Our oldest stories are of journeys, literal and metaphoric. Jacob goes to the desert and wrestles with an angel. The Jews leave Egypt and take a 40-year journey to Israel. In movies from “The African Queen” to “The Wizard of Oz” and “Toy Story,” we travel with characters through adventures that teach them--and us--lessons about courage, honor, loyalty, and what we learn when we test ourselves.
In that tradition, Emile Hirsch goes “Into the Wild” as Christopher McCandless, leaving everything behind--money, family, even his name, ultimately almost every aspect of civilization--to test himself completely.
Now self-dubbed Alexander Supertramp, he crosses the United States on his way to Alaska. In one respect, his journey is a selfish one. He abandons his family. He has no contact with his parents, siblings, or friends. And he resists any ties along the road that might interfere with his ultimate goal of living completely alone in nature. But we see in each of his encounters along the way how he listens to the people he meets with kindness, generosity, and integrity. He tries to live by Thoreau’s words: ”Rather than love, than money, than fame, give me truth.”
Both Jon Krakauer, who wrote the non-fiction book about McCandless, and director Sean Penn, who adapted it for the screenplay, have said that they identified with the young man’s brashness and passion for taking on the challenge of total engagement with nature. Like Jacob, they all left what they knew to wrestle with angels, to discover who they are and what their relationship with the universe must be. McCandless died just 20 miles from civilization because by the time he realized he was sick from poisoned berries he was too weak to get help. But he touched the lives of those he met and he engaged deeply with the issues of the meaning of existence. And he and the audience got to hear the words of a man he met along the way: “When you forgive, you love. And when you love, God's light shines upon you.”

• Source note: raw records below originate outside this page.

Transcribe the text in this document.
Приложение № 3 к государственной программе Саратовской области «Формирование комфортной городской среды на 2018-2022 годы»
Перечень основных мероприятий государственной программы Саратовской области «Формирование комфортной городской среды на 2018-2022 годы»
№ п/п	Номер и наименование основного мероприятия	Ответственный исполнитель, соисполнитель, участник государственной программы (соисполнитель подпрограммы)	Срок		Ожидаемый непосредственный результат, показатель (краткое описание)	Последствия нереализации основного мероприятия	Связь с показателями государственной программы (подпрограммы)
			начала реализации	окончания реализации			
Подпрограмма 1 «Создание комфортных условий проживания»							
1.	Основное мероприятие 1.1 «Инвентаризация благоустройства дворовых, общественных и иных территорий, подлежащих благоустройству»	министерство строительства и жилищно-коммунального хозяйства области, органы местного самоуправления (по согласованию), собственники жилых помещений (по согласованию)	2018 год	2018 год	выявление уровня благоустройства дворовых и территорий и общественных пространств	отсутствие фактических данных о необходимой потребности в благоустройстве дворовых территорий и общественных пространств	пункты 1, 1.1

Emile Hirsch has slowly made a name for himself taking over the kind of tortured youth roles that launched actors like Leo Di Caprio to stardom. And certainly he is impressively disaffected, angst-filled, and empathetic as he portrays Christopher McCandless, a real-life Holden Caulfield whose journey away from society into the wilderness was the subject of the bleak biography "Into the Wild." However, director Sean Penn (a man also known for his angry young man roles) turns Hirsch's performance into a highly romanticized version of the tragic events of the book. Instead of serving as a cautionary tale, Hirsch's version of McCandless tries to fool the audience into believing that idealism is enough to make someone a hero, and that while one may indeed be the loneliest number, it is also a number to be glorified, even canonized. That's a philosophical view I found not only uninspiring but unoriginal.
Certainly Hirsch brings a passionate intensity to the role and handles the physical demands of the part with skill, but Hirsch's performance never truly gives us insight into the underlying emotional causes for his ultimately destructive choices. As he drops out of school, hits the open road, and rids himself of all worldly possessions, the youth shuts off communication with his parents, and while he encounters some helpful people on his travels, I never believe McCandless embraces what they were trying to offer him. And I never understand why a man who has a commendable thirst for social justice believes he is going to solve the world's problems and find his true self living as a homeless guy in Alaska.
All of the close-ups of Hirsch gazing into the distance against a spectacular scenic backdrop do not mask the harsh reality of McCandless's lost potential, which could have possibly made a difference in our culture if he would have had the courage and faith to face his demons and embrace the world around him.
Spirit in Motion
Emile Hirsch in "Into the Wild" is, to me, the undeniable winner of the Best Spiritual Performance award. This film is fresh, honest, and alive as it documents one man's laudable search for freedom in both the beautiful world outside and the unchartered world inside. It's the ultimate road trip because it sets its sights on the physical and spiritual at the same time.
Replete with postcard-perfect scenery, top-notch acting (non-acting, really) by all the characters, this film carries a deep message that is universal and yet individual. And it all rests squarely on the shoulders of one impressive actor.
Emile Hirsch, in his portrayal of real-life adventurer Christopher McCandless, is Spirit in motion and imagination personified. He's curious, punchy even, about what lies unconquered--in the world and within himself. He's yearning for something. Seeking happiness. Turning over rocks in search of Truth with a capital 'T'. Does this not resonate on some level with every visitor to Beliefnet?
I'm making "Into the Wild" sound much more esoteric than it really is, for ultimately, it's a rather simple story beautifully told, thanks to the vision and inspiration of director Sean Penn. It stoked the fires of my own imagination and defined how a motion picture can reach out and affect, even inspire, a viewer.
My vote goes to Hirsch because he committed so completely to the role. He delivers such a seamless performance and makes it looks so easy that I'd venture it's costing him well-earned accolades within the Hollywood community because you can't separate the actor from the character.
If you've seen the film and you remember his final reflective thought about happiness, it's the reason I'm as giddy as a schoolgirl in writing this.